Spazio ai lettori

In ricordo di Lucia Rina Valazza

Perché qualcuno ha spento la ribalta mentre stavo afferrando la nota più pura,  più pura di quanto pensassi più di quanto avessi mai amato?”
Armando De Francesco

E’ uscita di scena da gran’attrice qual’era…non ha aspettato gli applausi, si è eclissata con il fruscio del sipario che si chiudeva. La sua “commedia” l’ha scritta, diretta e interpretata magistralmente, tre atti brevi.

Lucia Rina era nata a Romagnano, ma il suo lavoro di infermiera l’aveva portata lontanoa condividere, speranze e dolori, prima in sanatorio, per l’assistenza ai tubercolotici, poi in un Istituto Oncologico Infantile di Milano. Quando avevo saputo il suo “mestiere” o piuttosto “missione”, avevo immediatamente pensato al personaggio di Nonna Rosa in: “Oscar e la dama in rosa” di Eric-Emmanuel Schmitt, la vecchina coraggiosa che accompagna il bambino Oscar, malato terminale di leucemia: “Fanno come se si vemisse all’ospedale solo per guarire. Mentre ci si viene anche per morire”. “Hai ragione Oscar. E credo che si commetta lo stesso errore per la vita. Dimentichiamo che la vita è fragile, friabile, effimera. Facciamo tutti finta di essere immortali”.

Lucia Rina si era sposata con Armando De Francesco, del quale nel 2021 aveva pubblicato un libro di poesie postumo: “Sono vissuto per arrischiare il cielo”. Dopo essere rimasta vedova nel 2013, era tornata in Valsesia, prendendo dimora a Casa Negri, una frazione di Grignasco, riprendendo un rapporto affettuoso con il territorio e con la “lingua del cuore”, quell’antico dialetto che sapeva declinare in poesia e in prosa, recuperandone le valenze dei registri colti e di quelli teatrali.

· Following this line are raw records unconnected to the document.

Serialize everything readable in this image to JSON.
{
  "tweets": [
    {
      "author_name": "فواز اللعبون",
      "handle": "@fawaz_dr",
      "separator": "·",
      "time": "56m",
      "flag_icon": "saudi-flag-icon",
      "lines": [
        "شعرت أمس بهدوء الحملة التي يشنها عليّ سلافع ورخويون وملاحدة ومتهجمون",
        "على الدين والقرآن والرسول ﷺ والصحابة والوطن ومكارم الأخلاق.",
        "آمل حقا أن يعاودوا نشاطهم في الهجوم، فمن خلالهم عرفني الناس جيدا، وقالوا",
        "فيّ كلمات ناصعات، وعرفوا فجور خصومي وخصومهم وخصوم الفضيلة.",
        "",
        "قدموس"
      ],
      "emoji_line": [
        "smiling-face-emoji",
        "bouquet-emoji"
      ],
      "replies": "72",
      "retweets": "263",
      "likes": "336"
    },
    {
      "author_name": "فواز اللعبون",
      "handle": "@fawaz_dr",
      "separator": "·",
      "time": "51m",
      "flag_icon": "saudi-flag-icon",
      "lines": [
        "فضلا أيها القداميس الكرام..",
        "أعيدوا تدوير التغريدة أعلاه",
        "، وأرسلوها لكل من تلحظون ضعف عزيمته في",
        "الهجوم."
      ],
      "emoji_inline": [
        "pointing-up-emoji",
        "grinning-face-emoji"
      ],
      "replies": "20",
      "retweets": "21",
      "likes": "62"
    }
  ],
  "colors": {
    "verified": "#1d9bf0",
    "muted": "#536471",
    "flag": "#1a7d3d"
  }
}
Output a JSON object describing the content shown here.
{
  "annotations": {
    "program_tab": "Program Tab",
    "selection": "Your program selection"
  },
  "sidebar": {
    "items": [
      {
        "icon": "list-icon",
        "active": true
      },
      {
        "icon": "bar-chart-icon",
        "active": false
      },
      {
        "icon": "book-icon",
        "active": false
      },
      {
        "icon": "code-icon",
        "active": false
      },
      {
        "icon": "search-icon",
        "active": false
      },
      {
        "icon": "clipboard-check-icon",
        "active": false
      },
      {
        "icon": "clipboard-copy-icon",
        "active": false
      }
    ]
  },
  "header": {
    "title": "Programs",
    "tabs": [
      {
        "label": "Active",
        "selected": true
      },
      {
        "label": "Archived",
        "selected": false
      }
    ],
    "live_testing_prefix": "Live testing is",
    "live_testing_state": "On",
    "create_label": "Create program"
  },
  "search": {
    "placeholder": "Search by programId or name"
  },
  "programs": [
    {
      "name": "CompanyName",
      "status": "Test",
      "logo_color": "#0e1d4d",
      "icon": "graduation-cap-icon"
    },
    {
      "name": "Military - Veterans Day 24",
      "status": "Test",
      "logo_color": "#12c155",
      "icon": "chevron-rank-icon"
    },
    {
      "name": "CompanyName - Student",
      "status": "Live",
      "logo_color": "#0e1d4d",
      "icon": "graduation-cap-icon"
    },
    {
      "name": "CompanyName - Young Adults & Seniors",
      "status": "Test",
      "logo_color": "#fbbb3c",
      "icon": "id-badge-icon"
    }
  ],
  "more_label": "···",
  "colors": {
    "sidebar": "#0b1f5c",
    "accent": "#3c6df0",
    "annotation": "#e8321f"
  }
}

“Lassa chi ‘t varda döss, Bambin Gisü cun i méi öcc ch’jin vecc, chi sciaru piü!”: la sua interpretazione de La Vecchina, nella rappresentazione dell’Epifania a Romagnano, è rimasta nel cuore di tutti coloro che vi hanno partecipato, anche una sola volta, ma non saranno dimenticate neppure le rivisitazioni di uno dei capolavori teatrali seicenteschi più conosciuti del nobile madrileno Calderòn de la Barca: La vita è sogno, “La vita l’è un sogn”, ambientato in una Polonia immaginaria, attualizzato mantenendo il senso profondo racchiuso nella pièce: solo Lucia Rina poteva tradurre senza tradire, anzi, nascondendo sotto l’apparente aspetto dimesso del dialetto romagnanese, la grandezza visionaria. Quell’interpretazione, unita ad un episodio dei Promessi Sposi di Alessandro Manzoni“romagnane sizzato”, erano stati proposti in una serata, organizzata da Marisa Brugo, allora Presidente dell’Associazione La Nosta Gent,con la collaborazione della Compagnia “Attori per caso”, della quale Lucia era una delle colonne portanti.In occasione della presentazione del “Taquin da Rumagnan” 2021, il calendario dialettale edito dal Museo Storico Etnografico di Villa Caccia, con Giuseppe Fanzaga e Pier Giorgio Innaciotti, Lucia Rina aveva,ancora una volta,contribuito a far emergerela vita e l’espressività del dialetto.

La sua ultima poesia, inviata alla diciottesima edizione del concorso nazionale di poesia: “Il castello di Sopramonte”, organizzato dal gruppo Alpini di Prato, in collaborazione con il Comune di Prato Sesia, “Quarésma a Mariupol”, parla di quel “culur a dla miseria” e s’interroga: “Chi ca na spiéga què clè l’umanità?… / …suma ancù bòi da visché al Ceru dla Pasqua / se denta da nui la fiamèla l’è smursà?”.

Ora che Lucia Rina sei di Là, in buona compagnia, fammi trovare quella “mimoria scundùa du col ch’i son”, perché: “Per vëgghi ciar guà pudì farmèla, / për mi e për tücc la pudaria s-ciarè / da ntè ch’i gnoma, ‘ntè ch’i vuroma andé.”